Two former emergency managers in Flint, Mich., were criminally charged Tuesday with multiple felonies for their role in the city’s water crisis. The charges are the most significant so far in the state’s ongoing investigation into Flint’s lead-tainted water.
On Tuesday, Michigan Attorney General Bill Schuette charged Darnell Earley and Gerald Ambrose with false pretenses for allowing the city’s water treatment plant to operate even though it was not ready to properly treat the water from the Flint River, which resulted in lead-contaminated water being piped into residents’ homes. They are also accused of misusing funds in connection with the now-disgraced plan to use Flint River as a source of drinking water while building a new pipeline to Lake Huron. Earley and Ambrose allegedly lied to Michigan Treasury Department officials about millions of dollars they spent on the new pipeline, saying the money was for a separate environmental clean-up project, the attorney general said.
The former officials, who are also charged with misconduct in office, face maximum sentences of 46 years in prison. In a news conference Tuesday, Schuette said that the charges “reach a higher level of responsibility” than previous ones involving the city’s ongoing water crisis.
Read more: Flint Water Crisis May Cost the City $400 Million in Social Costs
Howard Croft and Daugherty Johnson, two former city officials who worked in Flint’s Department of Public Works, were also charged with felonies Tuesday for ignoring warnings that the city’s water treatment plant was not able to produce clean water. Each faces 40 years in prison.
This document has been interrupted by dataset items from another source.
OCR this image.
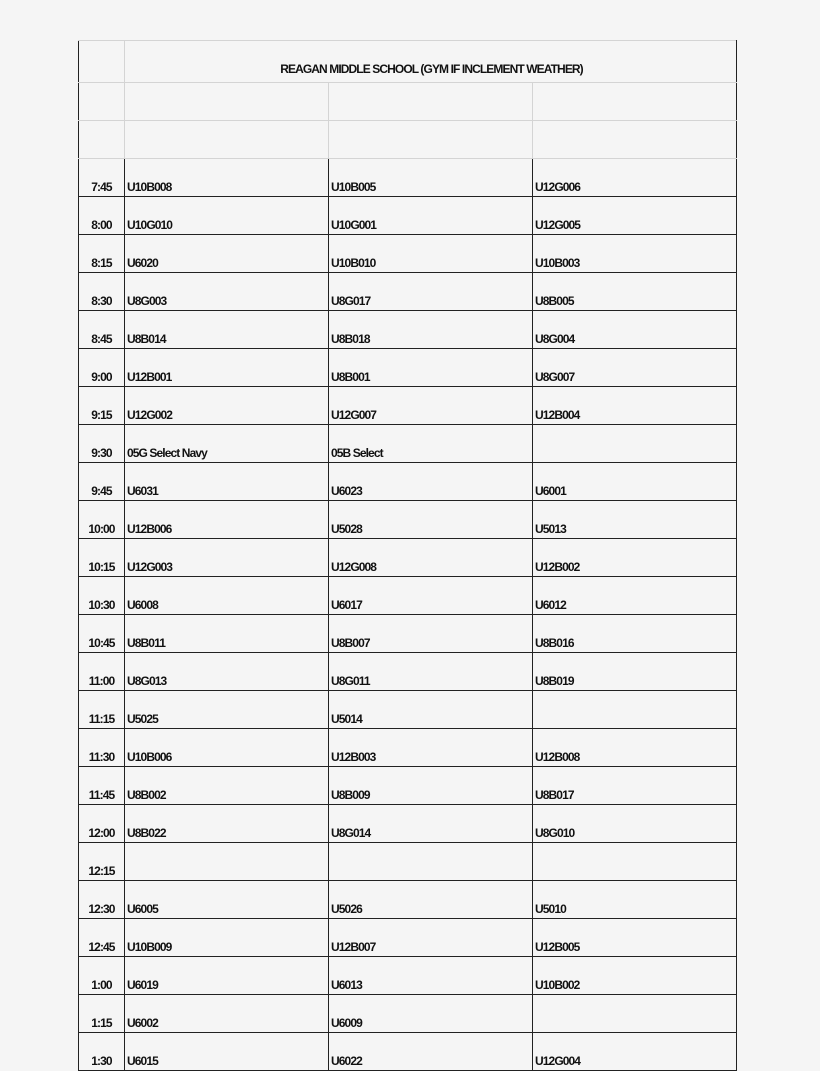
	REAGAN MIDDLE SCHOOL (GYM IF INCLEMENT WEATHER)		

7:45	U10B008	U10B005	U12G006
8:00	U10G010	U10G001	U12G005
8:15	U6020	U10B010	U10B003
8:30	U8G003	U8G017	U8B005
8:45	U8B014	U8B018	U8G004
9:00	U12B001	U8B001	U8G007
9:15	U12G002	U12G007	U12B004
9:30	05G Select Navy	05B Select	
9:45	U6031	U6023	U6001
10:00	U12B006	U5028	U5013
10:15	U12G003	U12G008	U12B002
10:30	U6008	U6017	U6012
10:45	U8B011	U8B007	U8B016
11:00	U8G013	U8G011	U8B019
11:15	U5025	U5014	
11:30	U10B006	U12B003	U12B008
11:45	U8B002	U8B009	U8B017
12:00	U8B022	U8G014	U8G010
12:15			
12:30	U6005	U5026	U5010
12:45	U10B009	U12B007	U12B005
1:00	U6019	U6013	U10B002
1:15	U6002	U6009	
1:30	U6015	U6022	U12G004
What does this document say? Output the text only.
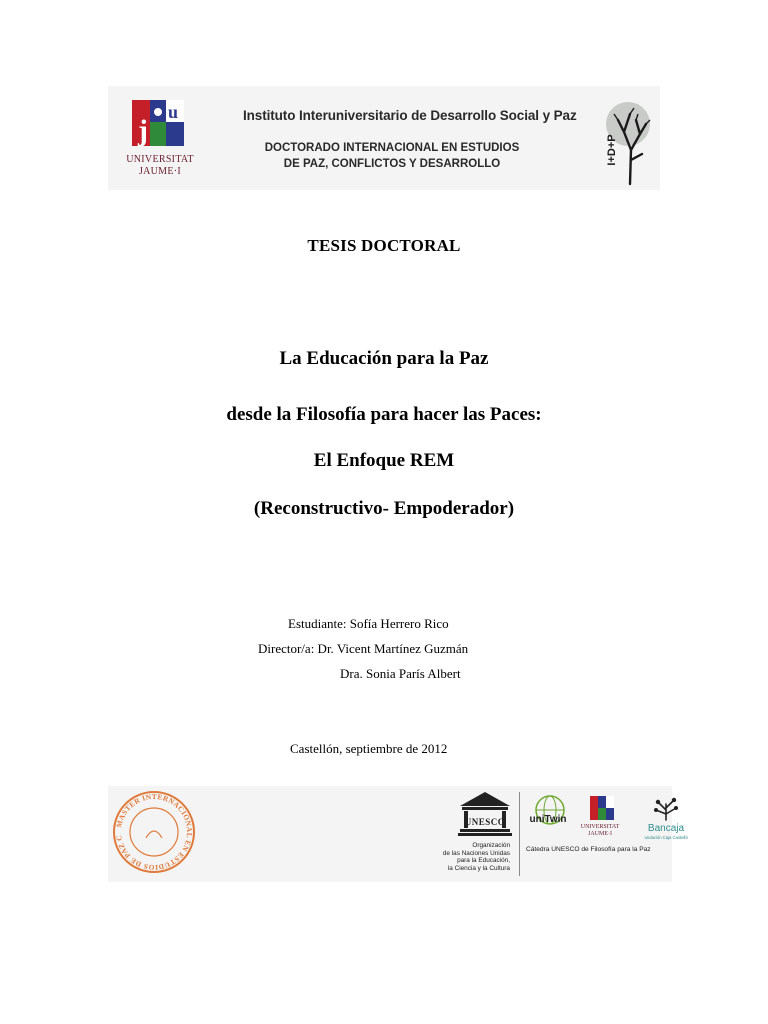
j
u
UNIVERSITAT
JAUME·I
Instituto Interuniversitario de Desarrollo Social y Paz
DOCTORADO INTERNACIONAL EN ESTUDIOS
DE PAZ, CONFLICTOS Y DESARROLLO	I+D+P
TESIS DOCTORAL
La Educación para la Paz
desde la Filosofía para hacer las Paces:
El Enfoque REM
(Reconstructivo- Empoderador)
Estudiante: Sofía Herrero Rico
Director/a: Dr. Vicent Martínez Guzmán
Dra. Sonia París Albert
Castellón, septiembre de 2012
MASTER INTERNACIONAL EN ESTUDIOS DE PAZ C
UNESCO
Organización
de las Naciones Unidas
para la Educación,
la Ciencia y la Cultura
uniTwin
UNIVERSITAT
JAUME·I	Bancaja
Fundación Caja Castellón
Cátedra UNESCO de Filosofía para la Paz
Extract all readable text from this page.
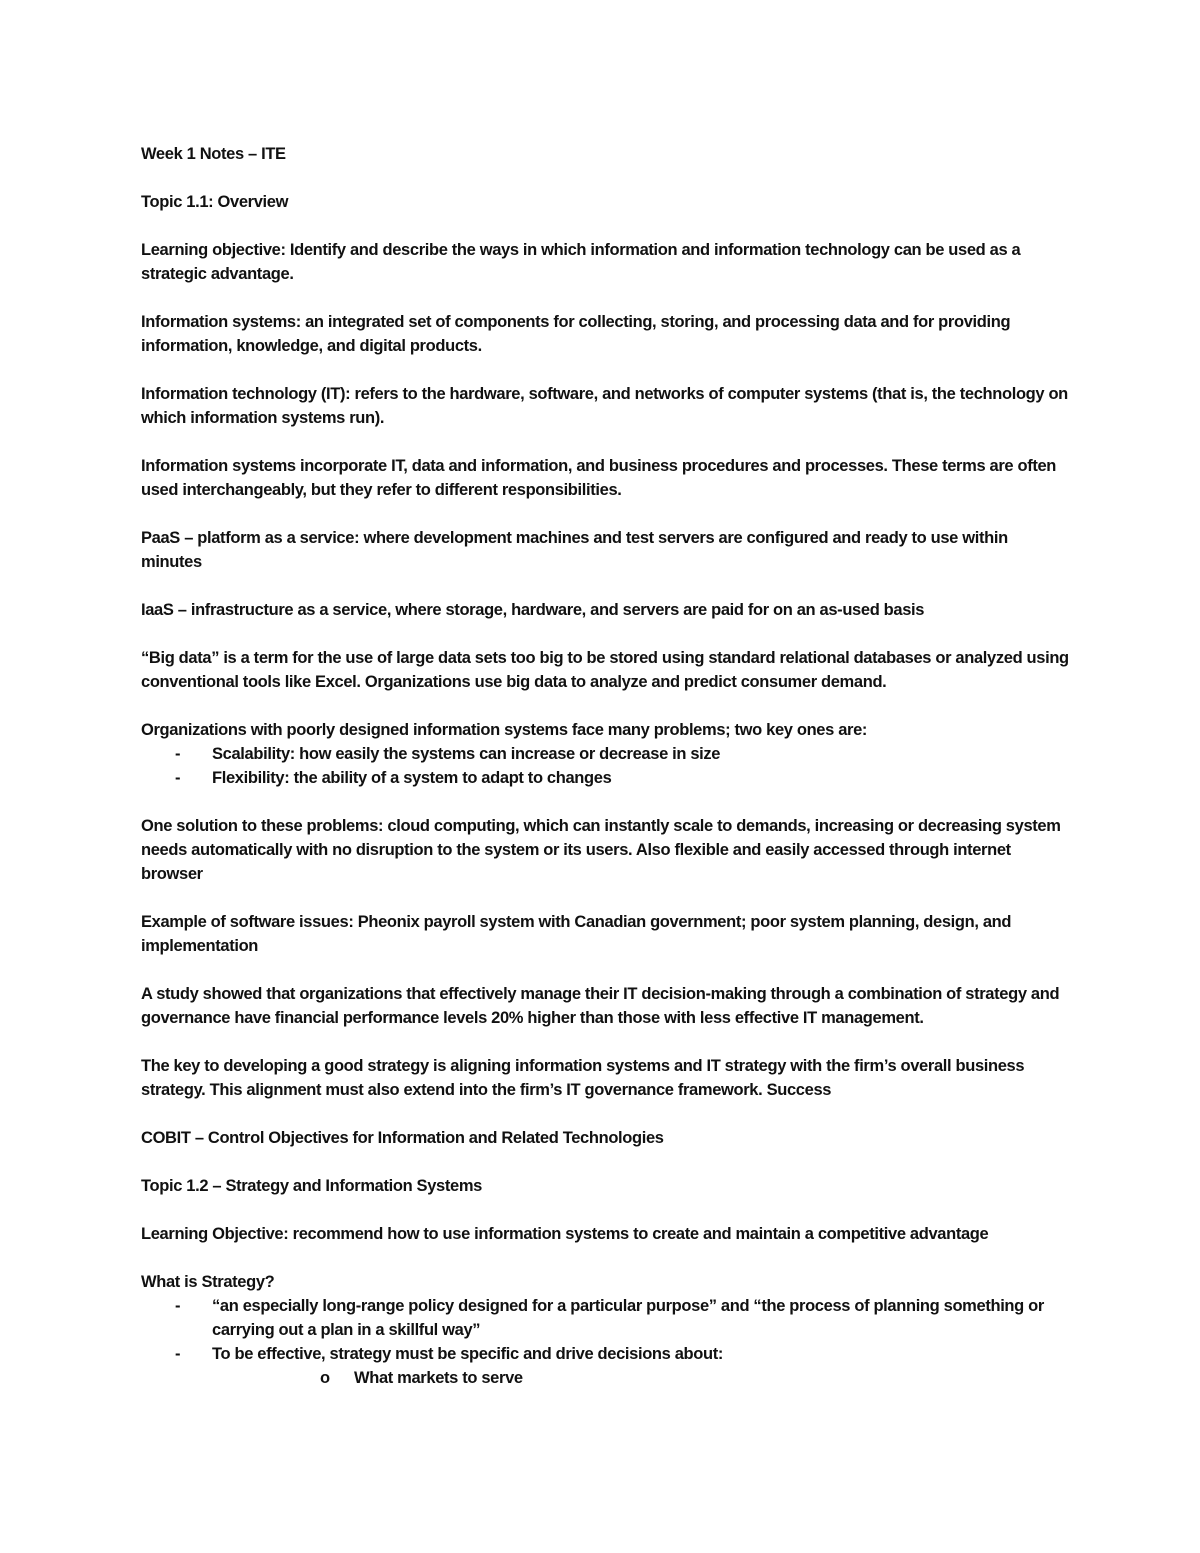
Week 1 Notes – ITE
Topic 1.1: Overview
Learning objective: Identify and describe the ways in which information and information technology can be used as a strategic advantage.
Information systems: an integrated set of components for collecting, storing, and processing data and for providing information, knowledge, and digital products.
Information technology (IT): refers to the hardware, software, and networks of computer systems (that is, the technology on which information systems run).
Information systems incorporate IT, data and information, and business procedures and processes. These terms are often used interchangeably, but they refer to different responsibilities.
PaaS – platform as a service: where development machines and test servers are configured and ready to use within minutes
IaaS – infrastructure as a service, where storage, hardware, and servers are paid for on an as-used basis
“Big data” is a term for the use of large data sets too big to be stored using standard relational databases or analyzed using conventional tools like Excel. Organizations use big data to analyze and predict consumer demand.
Organizations with poorly designed information systems face many problems; two key ones are:
- Scalability: how easily the systems can increase or decrease in size
- Flexibility: the ability of a system to adapt to changes
One solution to these problems: cloud computing, which can instantly scale to demands, increasing or decreasing system needs automatically with no disruption to the system or its users. Also flexible and easily accessed through internet browser
Example of software issues: Pheonix payroll system with Canadian government; poor system planning, design, and implementation
A study showed that organizations that effectively manage their IT decision-making through a combination of strategy and governance have financial performance levels 20% higher than those with less effective IT management.
The key to developing a good strategy is aligning information systems and IT strategy with the firm’s overall business strategy. This alignment must also extend into the firm’s IT governance framework. Success
COBIT – Control Objectives for Information and Related Technologies
Topic 1.2 – Strategy and Information Systems
Learning Objective: recommend how to use information systems to create and maintain a competitive advantage
What is Strategy?
- “an especially long-range policy designed for a particular purpose” and “the process of planning something or carrying out a plan in a skillful way”
- To be effective, strategy must be specific and drive decisions about:
o What markets to serve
Flint switched its water supply from Detroit to the Flint River in April 2014 to save money, but officials did not properly treat the water, which allowed lead from the city’s aging pipes to leach into the water supply. The city’s residents noticed problems with the water’s color and smell almost immediately. Some experienced severe rashes and hair loss, even as Flint officials routinely told them it was safe to drink. Earley, who was appointed Flint’s emergency manager by Gov. Rick Snyder in September 2013, oversaw the city’s switch to the Flint River. Ambrose was named emergency manager in January 2015 and served until April 2015.
Earley’s lawyer did not immediately respond to a request for comment; the former emergency manager has previously defended himself by saying that he was just following the course set by the mayor, city council and a previous emergency manager.
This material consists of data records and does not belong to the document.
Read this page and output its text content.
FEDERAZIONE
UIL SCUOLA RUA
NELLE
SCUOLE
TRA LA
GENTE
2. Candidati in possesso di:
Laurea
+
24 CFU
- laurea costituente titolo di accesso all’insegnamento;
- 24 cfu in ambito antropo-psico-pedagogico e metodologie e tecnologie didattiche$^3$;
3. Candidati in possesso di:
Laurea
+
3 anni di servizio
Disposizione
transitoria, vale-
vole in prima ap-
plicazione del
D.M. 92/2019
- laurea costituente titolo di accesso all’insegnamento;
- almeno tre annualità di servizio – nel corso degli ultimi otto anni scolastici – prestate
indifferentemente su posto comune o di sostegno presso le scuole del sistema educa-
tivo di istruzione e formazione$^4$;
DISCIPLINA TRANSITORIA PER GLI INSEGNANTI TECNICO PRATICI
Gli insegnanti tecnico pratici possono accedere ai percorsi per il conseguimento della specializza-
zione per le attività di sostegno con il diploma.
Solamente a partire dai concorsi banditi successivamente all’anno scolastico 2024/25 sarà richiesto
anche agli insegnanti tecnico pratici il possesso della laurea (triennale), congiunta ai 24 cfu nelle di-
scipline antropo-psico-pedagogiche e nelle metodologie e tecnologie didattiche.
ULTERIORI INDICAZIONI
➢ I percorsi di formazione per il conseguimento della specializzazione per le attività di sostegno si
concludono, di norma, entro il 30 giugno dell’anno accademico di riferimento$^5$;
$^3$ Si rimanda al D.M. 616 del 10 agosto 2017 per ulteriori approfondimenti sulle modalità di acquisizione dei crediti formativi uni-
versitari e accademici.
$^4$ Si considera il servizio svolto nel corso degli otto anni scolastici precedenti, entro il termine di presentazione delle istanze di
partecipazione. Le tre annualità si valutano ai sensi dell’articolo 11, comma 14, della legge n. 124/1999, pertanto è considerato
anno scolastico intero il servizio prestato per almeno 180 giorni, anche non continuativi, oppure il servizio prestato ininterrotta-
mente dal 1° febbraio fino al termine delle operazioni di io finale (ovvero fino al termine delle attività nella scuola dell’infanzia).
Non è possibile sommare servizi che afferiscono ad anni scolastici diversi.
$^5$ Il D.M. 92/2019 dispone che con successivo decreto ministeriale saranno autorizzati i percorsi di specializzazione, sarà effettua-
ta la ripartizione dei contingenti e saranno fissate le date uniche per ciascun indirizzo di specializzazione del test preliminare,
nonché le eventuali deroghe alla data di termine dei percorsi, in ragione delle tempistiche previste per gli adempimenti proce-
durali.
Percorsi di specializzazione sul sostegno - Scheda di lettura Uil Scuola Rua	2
It wasn’t until late 2015 when researchers from Virginia Tech confirmed that the city’s water supply showed dangerously elevated levels of lead. Doctors in Flint later showed high levels of the toxin in blood samples in the city’s children. Lead is particularly dangerous for kids and can cause multiple development disorders.
Read more: Michael Moore: Flint Poisoning is a ‘Radical Crime’
City officials eventually declared a state of emergency and switched back to Detroit water, but the city’s supply is still not safe to drink and most residents are forced to use bottled water for drinking, cooking and bathing.
Nine officials tied to the Flint water crisis had previously been charged, most of whom were midlevel state employees in Michigan’s Department of Health and Human Services and the Department of Environmental Quality. With the addition of four more people charged Tuesday, Schuette said: “We are closer to the end than we are to the beginning.”